Yes, i'm able to reproduce this behaviour on a fresh install. This is a test "cluster" (1 chunkserver) where i'm trying to create a huge blank file (500MB) and then creating a filesystem inside of it.

The blank file is created properly, everything else will fail.

x@ale-XPS13:/mnt/lizard dd if=/dev/zero of=test.img bs=1M count=500
500+0 record in
500+0 record out
524288000 bytes (524 MB, 500 MiB) copied, 3,29313 s, 159 MB/s

x@ale-XPS13:/mnt/lizard$ lizardfs fileinfo test.img 
test.img:
    chunk 0: 000000000000001B_00000001 / (id:27 ver:1)
        copy 1: 192.168.1.84:9422:_
    chunk 1: 000000000000001C_00000001 / (id:28 ver:1)
        copy 1: 192.168.1.84:9422:_
    chunk 2: 000000000000001D_00000001 / (id:29 ver:1)
        copy 1: 192.168.1.84:9422:_
    chunk 3: 000000000000001E_00000001 / (id:30 ver:1)
        copy 1: 192.168.1.84:9422:_
    chunk 4: 000000000000001F_00000001 / (id:31 ver:1)
        copy 1: 192.168.1.84:9422:_
    chunk 5: 0000000000000020_00000001 / (id:32 ver:1)
        copy 1: 192.168.1.84:9422:_
    chunk 6: 0000000000000021_00000001 / (id:33 ver:1)
        copy 1: 192.168.1.84:9422:_
    chunk 7: 0000000000000022_00000001 / (id:34 ver:1)
        copy 1: 192.168.1.84:9422:_

Then, trying to run mkfs.ext4 test.img it start to log the corruption messages.

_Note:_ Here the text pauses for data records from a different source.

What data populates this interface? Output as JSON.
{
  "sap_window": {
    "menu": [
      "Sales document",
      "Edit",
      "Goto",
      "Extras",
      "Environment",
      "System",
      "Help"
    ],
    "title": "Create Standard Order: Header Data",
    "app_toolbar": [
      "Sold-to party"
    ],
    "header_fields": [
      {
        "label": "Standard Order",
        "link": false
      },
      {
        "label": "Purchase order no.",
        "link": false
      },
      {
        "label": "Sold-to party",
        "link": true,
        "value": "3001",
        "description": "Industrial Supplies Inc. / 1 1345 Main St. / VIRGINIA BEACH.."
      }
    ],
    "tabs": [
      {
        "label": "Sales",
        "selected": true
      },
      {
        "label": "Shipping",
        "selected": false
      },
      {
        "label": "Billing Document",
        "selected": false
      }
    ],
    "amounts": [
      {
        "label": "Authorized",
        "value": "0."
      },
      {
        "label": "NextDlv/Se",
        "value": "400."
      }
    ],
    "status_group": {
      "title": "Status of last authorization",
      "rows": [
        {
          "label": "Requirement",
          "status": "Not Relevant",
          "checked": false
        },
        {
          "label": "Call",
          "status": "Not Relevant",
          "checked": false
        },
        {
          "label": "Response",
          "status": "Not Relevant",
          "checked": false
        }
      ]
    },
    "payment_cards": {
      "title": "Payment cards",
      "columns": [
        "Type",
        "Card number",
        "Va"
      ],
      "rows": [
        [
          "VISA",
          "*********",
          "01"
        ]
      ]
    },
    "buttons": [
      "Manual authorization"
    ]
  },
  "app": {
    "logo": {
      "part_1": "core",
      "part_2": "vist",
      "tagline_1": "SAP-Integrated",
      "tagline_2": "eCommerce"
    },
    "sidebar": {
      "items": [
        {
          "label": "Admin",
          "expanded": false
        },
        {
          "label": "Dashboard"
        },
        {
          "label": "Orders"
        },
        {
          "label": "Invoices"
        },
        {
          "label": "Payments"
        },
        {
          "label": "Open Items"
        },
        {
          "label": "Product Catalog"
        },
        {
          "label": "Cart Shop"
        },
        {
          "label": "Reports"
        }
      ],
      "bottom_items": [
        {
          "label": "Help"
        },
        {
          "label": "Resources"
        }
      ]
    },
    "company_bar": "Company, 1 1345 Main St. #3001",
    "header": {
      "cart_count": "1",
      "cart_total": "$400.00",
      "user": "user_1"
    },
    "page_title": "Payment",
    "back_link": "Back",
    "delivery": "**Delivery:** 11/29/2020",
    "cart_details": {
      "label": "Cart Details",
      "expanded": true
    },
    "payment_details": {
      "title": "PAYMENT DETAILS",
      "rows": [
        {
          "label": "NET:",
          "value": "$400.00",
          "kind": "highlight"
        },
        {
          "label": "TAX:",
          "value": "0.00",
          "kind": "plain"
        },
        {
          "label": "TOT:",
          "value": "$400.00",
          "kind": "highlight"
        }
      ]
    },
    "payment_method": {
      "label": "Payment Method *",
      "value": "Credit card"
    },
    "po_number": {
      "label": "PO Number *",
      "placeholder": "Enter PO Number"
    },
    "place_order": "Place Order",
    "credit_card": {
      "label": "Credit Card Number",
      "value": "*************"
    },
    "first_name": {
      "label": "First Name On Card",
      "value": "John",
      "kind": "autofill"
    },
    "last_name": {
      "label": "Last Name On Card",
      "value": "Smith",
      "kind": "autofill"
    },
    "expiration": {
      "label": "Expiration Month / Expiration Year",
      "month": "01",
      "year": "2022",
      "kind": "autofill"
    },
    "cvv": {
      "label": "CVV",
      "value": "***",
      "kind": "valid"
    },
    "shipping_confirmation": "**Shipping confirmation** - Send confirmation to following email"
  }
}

root@ale-XPS13:/tmp/chunk1# find -name "*000000000000001B*"
./chunks00/chunk_000000000000001B_00000001.mfs

For metadata, do you have an email where I can send it ?

psarna commented 7 years ago

Go with support@lizardfs.com, someone will check it tomorrow during office hours.

guestisp commented 7 years ago

Mail sent. Meanwhile, no other test to run ? I would like to test Lizard....

guestisp commented 7 years ago

Wait, i've double checked. After master timeout the operation :

Apr 24 20:53:07 ale-XPS13 mfsmount[6360]: write file error, inode: 3, index: 0 - error sent by master server (Chunk lost) (try counter: 30)
Apr 24 20:53:07 ale-XPS13 mfsmount[6360]: error writing file number 3: EIO (Input/output error)

chunks were totally removed:

# lizardfs fileinfo /mnt/lizard/test.img
/mnt/lizard/test.img:
/mnt/lizard/test.img [0]: No such chunk
# find /tmp/ -name "*000000000000001B*"
root@ale-XPS13:/tmp# 
psarna commented 7 years ago

https://github.com/lizardfs/lizardfs/issues/526 <- This issue is also related to wrong code generated by new GCC. Ubuntu 17.04 is new, so it has this high GCC version as well. Fix was added here: https://github.com/lizardfs/lizardfs/commit/422175eb1aa8c2a1e4d0727ee3fe8190e1ae1340

Can you check if this is solves the case?

psarna commented 7 years ago

*and it is solved in 3.10.6, but this patch can be cherry-picked to 3.10.4 without conflict.

guestisp commented 7 years ago

I have to manually build lizard? With 3.10.6 from you repo, I have to replace all paths and user permissions

Isn't possible to push the 3.10.6 to official Ubuntu repo? Because the version coming with Ubuntu is useless and not working at all

psarna commented 7 years ago

I have literally no power over official Ubuntu repos :)

psarna commented 7 years ago

Also, unification of paths and permissions is coming, but it's not easy to predict all paths to avoid potential problems with LizardFS upgrades, so it will take time to prepare these patches.

guestisp commented 7 years ago

I'll try to build a package from Ubuntu sources by cherry picking this patch. Should I build only the master ?

psarna commented 7 years ago

Master is enough for this patch to work.

guestisp commented 7 years ago

rebuilt the package by cherry-picking the patch. Now is working.